La aristócrata inglesa, en sus inviernos en la ciudad, tendría, sin embargo, la oportunidad, al menos una vez, de mirar de cerca ese otro mundo, tan inmenso para un noble de la época como amenazante y desconocido. Fue en febrero de 1927, y por empeño de su hija, la reina de España Victoria Eugenia, que quería conocer los barrios populares. Las dos mujeres recorrieron las calles, entonces enmadejadas, de la Trinidad y El Perchel, asomaron por la conocida curva de Cuarteles, siempre rodeadas de escolta, protegidas por la opacidad del interior del coche. Decenas de niños y de mujeres se acercaban a las ruedas, interrumpían el paso, gritaban de júbilo irreflexivo por la presencia de unos nombres que la pobreza hacía en esos barrios todavía más improbables. No sabemos si la reina sintió miedo, si se arrepintió de la excursión, pero a buen seguro que fue una de las pocas ocasiones en la que pudo disfrutar de la aclamación unánime del pueblo, receloso por las insinuaciones que llegaban de palacio, donde era acusada no sólo del pecado aún beligerante de ser inglesa, sino de haber introducido la hemofilia en la herencia real de los borbones.

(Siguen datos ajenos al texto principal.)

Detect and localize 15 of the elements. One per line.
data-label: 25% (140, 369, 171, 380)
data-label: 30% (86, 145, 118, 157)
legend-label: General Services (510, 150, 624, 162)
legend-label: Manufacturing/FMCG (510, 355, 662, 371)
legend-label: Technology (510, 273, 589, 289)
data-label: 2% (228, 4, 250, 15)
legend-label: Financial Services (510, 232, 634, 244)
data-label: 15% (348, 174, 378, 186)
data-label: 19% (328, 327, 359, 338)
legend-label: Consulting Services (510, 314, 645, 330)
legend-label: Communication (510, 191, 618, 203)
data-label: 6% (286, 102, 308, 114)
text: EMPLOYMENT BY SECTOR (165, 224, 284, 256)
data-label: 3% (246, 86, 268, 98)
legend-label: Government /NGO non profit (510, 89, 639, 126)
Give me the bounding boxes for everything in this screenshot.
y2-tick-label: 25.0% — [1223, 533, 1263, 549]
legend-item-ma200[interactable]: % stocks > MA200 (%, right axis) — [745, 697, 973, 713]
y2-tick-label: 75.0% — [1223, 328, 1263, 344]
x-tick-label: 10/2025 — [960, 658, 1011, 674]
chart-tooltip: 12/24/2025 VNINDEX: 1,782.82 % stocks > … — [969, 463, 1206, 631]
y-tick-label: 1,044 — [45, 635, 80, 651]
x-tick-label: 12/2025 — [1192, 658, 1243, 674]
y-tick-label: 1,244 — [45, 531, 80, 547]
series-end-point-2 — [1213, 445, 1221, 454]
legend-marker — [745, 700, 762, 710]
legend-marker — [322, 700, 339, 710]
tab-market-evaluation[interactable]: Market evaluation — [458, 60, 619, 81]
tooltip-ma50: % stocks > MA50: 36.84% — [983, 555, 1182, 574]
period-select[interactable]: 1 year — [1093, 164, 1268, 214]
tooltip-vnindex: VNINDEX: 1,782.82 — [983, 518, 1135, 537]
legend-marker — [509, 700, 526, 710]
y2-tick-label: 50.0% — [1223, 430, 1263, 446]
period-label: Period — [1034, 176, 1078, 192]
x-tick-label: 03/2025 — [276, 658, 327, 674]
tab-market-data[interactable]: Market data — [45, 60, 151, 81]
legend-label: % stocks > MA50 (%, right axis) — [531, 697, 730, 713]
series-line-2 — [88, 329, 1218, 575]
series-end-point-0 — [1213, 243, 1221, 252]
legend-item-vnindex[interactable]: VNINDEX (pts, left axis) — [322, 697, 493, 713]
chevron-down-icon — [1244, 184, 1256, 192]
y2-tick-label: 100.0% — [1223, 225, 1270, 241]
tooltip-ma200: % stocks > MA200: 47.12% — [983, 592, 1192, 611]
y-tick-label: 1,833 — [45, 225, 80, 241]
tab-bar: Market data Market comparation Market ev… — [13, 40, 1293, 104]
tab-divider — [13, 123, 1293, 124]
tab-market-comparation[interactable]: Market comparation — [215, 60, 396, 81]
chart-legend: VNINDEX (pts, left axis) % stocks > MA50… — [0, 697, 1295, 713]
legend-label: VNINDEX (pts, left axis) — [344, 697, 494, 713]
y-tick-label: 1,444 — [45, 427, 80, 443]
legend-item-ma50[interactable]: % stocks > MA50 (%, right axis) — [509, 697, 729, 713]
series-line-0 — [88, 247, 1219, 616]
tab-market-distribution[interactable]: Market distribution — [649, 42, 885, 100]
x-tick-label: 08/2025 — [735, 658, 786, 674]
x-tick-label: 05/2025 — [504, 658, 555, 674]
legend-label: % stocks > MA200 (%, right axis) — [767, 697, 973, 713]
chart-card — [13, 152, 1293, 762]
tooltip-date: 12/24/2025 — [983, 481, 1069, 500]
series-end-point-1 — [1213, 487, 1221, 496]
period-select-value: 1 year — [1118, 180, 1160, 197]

A Beatriz de Battenberg, tatarabuela de Felipe VI, hija de la reina Victoria de Inglaterra, el paseo la dejaba, pese a todas sus galas áulicas, en un segundo plano. Todo el protagonismo iba para su hija y para su yerno, Alfonso XIII, lo que no quita que se le tributaran los prescriptivos y pomposos honores de Estado e, incluso, que se comerciara con su figura en esa prehistoria del turismo y de la mercadotecnia. El propio Alfonso XIII era consciente de lo que valía su suegra. Y por eso ofreció su visita como regalo al recién inaugurado Miramar, que con mucho olfato publicitario había abierto sus puertas bajo el nombre de Príncipe de Asturias. «No os puedo dejar un casino, porque la ley lo prohíbe, pero os traeré a cambio cada año a la princesa Beatriz», cuentan que dijo. A la de Battenberg, amante de Málaga, la galantería no le importó lo más mínimo. Es más, se aplicó para cumplirla a rajatabla, casi siempre en febrero y como cura espiritual y física a sus ardores británicos: aquí, bajo la carpa del sol, la princesa Beatriz se recuperaba, quién sabe si además dejando atrás definitivamente la jaula de terciopelo en la que durante décadas estuvo encerrada por su madre. Beatriz fue la última, la preferida, de la reina Victoria, que hizo en versión palaciega lo que las malas amas de antaño: no dejarla ni respirar, negarle el matrimonio y obligarla a vivir a su lado hasta que le llegara la muerte.

Beatriz, por los mandatos de su madre, fue una princesa escriba. Se ocupó durante años de las memorias de la reina. En Málaga acaso midió alguna vez la conveniencia de respetar el texto. Si es así la tarea no le agrió el carácter. O no, quizá, hasta el punto de mantenerla enclaustrada, como si todo consistiera para ella en un cambio estacional de cárceles. La inglesa, con toda la tradición de sinecuras y demás anacronismos de pernada, hizo, sin embargo, por su ciudad de vacaciones mucho más que otros que con toda su fama posmoderna van de gentiles benefactores. En uno de sus viajes al Miramar, tuvo la amabilidad de interesarse por la propuesta que le formuló el Sindicato de Iniciativas Turísticas. Y apadrinó la construcción del primer campo de golf de Andalucía, el actual parador de Málaga. La princesa Beatriz se implicó en el proyecto y fue artífice de la llegada de un arquitecto de prestigio, Harry Colt, la gran referencia en aquellos días para este tipo de complejos.

A la Battenberg, en sus rondas por la provincia, no hay que pedirle milagros; sería ingenuo, incluso, ofensivo, pensar en ella como en una especie de heroína del pueblo. Ni la aristócrata ni tantos otros de su misma escala nobiliaria hicieron mucho por romper con el trabajo esclavista ni con la miseria, pero gracias a la princesa Málaga obtuvo por unos años el privilegio simbólico de ser residencia alternativa de la monarquía española. Su amor a Málaga se tradujo en golf y borbones para La Malagueta. Y en un delicado murmullo en inglés. El de la burguesía decimonónica, ascendente del guiri, a su modo, también remoto.